Camponotus floridanus primarily forages at night, though workers from larger colonies may be seen foraging during the day in areas with lots of shade. Different worker castes also perform different roles in the colony, with the smaller workers caring for the brood and queen, maintaining the nest and foraging for food. Major workers however only defend the nest and do not venture far, unless travelling to and from the numerous satellite nests the colony occupies. Northern populations undergo a diapause during the winter, while southernmost populations do not experience much dramatic and extensive diapause periods, if not at all, due to the warm tropical climate of South Florida. Compared to other members of its genus, C. floridanus is one of the most active and faster growing Camponotus species in North America.

=== Reproduction ===
Nuptial flights begin around May and peak in the summer months. Flights are triggered after heavy rains have raised the humidity of the air to 80-90% and temperatures around 80+°F are present half an hour after sunset. The female alates mate in the air once then ground themselves to search for a location to establish a new colony. The Florida carpenter ant is highly productive with colonies growing rapidly, reaching 1,000 workers within the first year and potentially exceeding 8,000 individuals in a mature colony 2–3 years later. Both male and female alates are attracted to bright white lights and can be found en masse around street, court, and field lights.

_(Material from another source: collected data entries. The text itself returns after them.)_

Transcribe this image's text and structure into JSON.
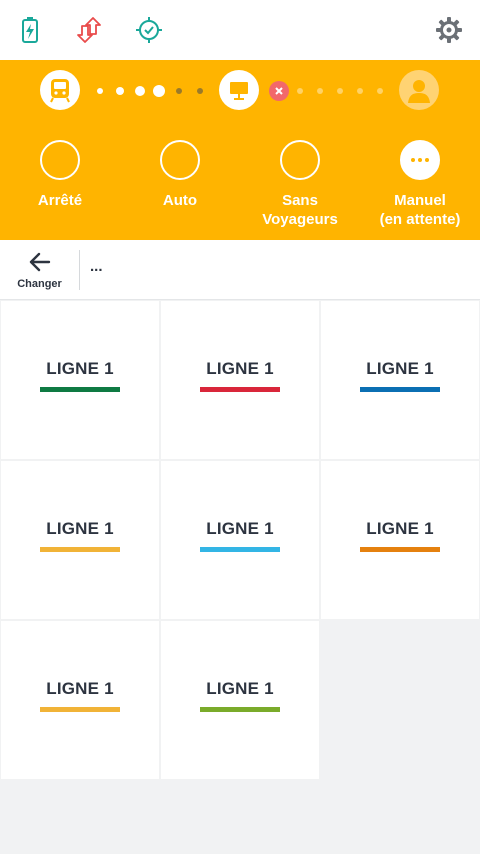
{
  "topbar": {
    "icons": [
      "battery-charging-icon",
      "sync-arrows-icon",
      "gps-target-icon",
      "gear-icon"
    ],
    "colors": {
      "battery": "#1aa89a",
      "sync": "#e94b4b",
      "gps": "#1aa89a",
      "gear": "#6b7076"
    }
  },
  "status": {
    "background": "#ffb400",
    "progress": {
      "stages": [
        "train-icon",
        "station-icon",
        "user-icon"
      ],
      "error_icon": "close-icon"
    },
    "modes": [
      {
        "label": "Arrêté",
        "state": "empty"
      },
      {
        "label": "Auto",
        "state": "empty"
      },
      {
        "label": "Sans\nVoyageurs",
        "state": "empty"
      },
      {
        "label": "Manuel\n(en attente)",
        "state": "active",
        "icon": "more-dots-icon"
      }
    ]
  },
  "subbar": {
    "back_label": "Changer",
    "crumb": "..."
  },
  "lines": [
    {
      "name": "LIGNE 1",
      "color": "#0e7a43"
    },
    {
      "name": "LIGNE 1",
      "color": "#d9263a"
    },
    {
      "name": "LIGNE 1",
      "color": "#0b6fb3"
    },
    {
      "name": "LIGNE 1",
      "color": "#f1b337"
    },
    {
      "name": "LIGNE 1",
      "color": "#33b5e5"
    },
    {
      "name": "LIGNE 1",
      "color": "#e5810f"
    },
    {
      "name": "LIGNE 1",
      "color": "#f1b337"
    },
    {
      "name": "LIGNE 1",
      "color": "#7aab2a"
    }
  ]
}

Queens are fully claustral and colonies are monogynous (contain one queen).

=== Diet and endosymbiosis===
The Florida carpenter ant is omnivorous, taking arthropod food items as well as sweets, such as nectar or the sugary secretions produced by aphids in which they care for and defend. Like other Camponotus, they have their own species of symbiotic bacteria in the genus Blochmannia that inhabit bacteriocytes in their midgut to supplement their nitrogen-poor diets. These bacteria recycle waste products, such as urates from animal urine, into usable amino acids for the ants. The number of Blochmannia floridanus bacteria within the Florida carpenter ant's midgut increases significantly when the ant pupates, with the bacteria inhabiting cells other than bacteriocytes throughout the gut, suggesting they may also play a role in metamorphosis.

=== Wound-care amputations ===

Ecologists have discovered that Florida carpenter ants instinctively perform the behavior of amputation of nestmate's injured legs. The purpose of the amputation is to prevent pathogenic infections from spreading throughout the injured ant's body. Observation showed that leg amputations increased survival odds for ants with femur injuries, but not tibia injuries. Researchers reason that this is due to the fact that the spreading of pathogens throughout the body is slower for femur injuries than for distal tibia injuries. Further experimentation showed that ants are capable of differentiating between wound types, and adapt their wound-care treatment accordingly.

This proactive behavior of addressing potential pathogenic infections bears resemblance to other wound-care behavior such as the antimicrobial wound-licking behavior of nestmates observed in the megaponera ant species.

== Taxonomic status ==
Camponotus floridanus is closely related to Camponotus atriceps, and could be considered a subspecies of C. atriceps that diverged after becoming isolated within Florida. More phylogenetic and biochemical analysis is needed to determine the evolutionary history between C. floridanus and C. atriceps and in order ascertain the former's status as a separate species or a subspecies.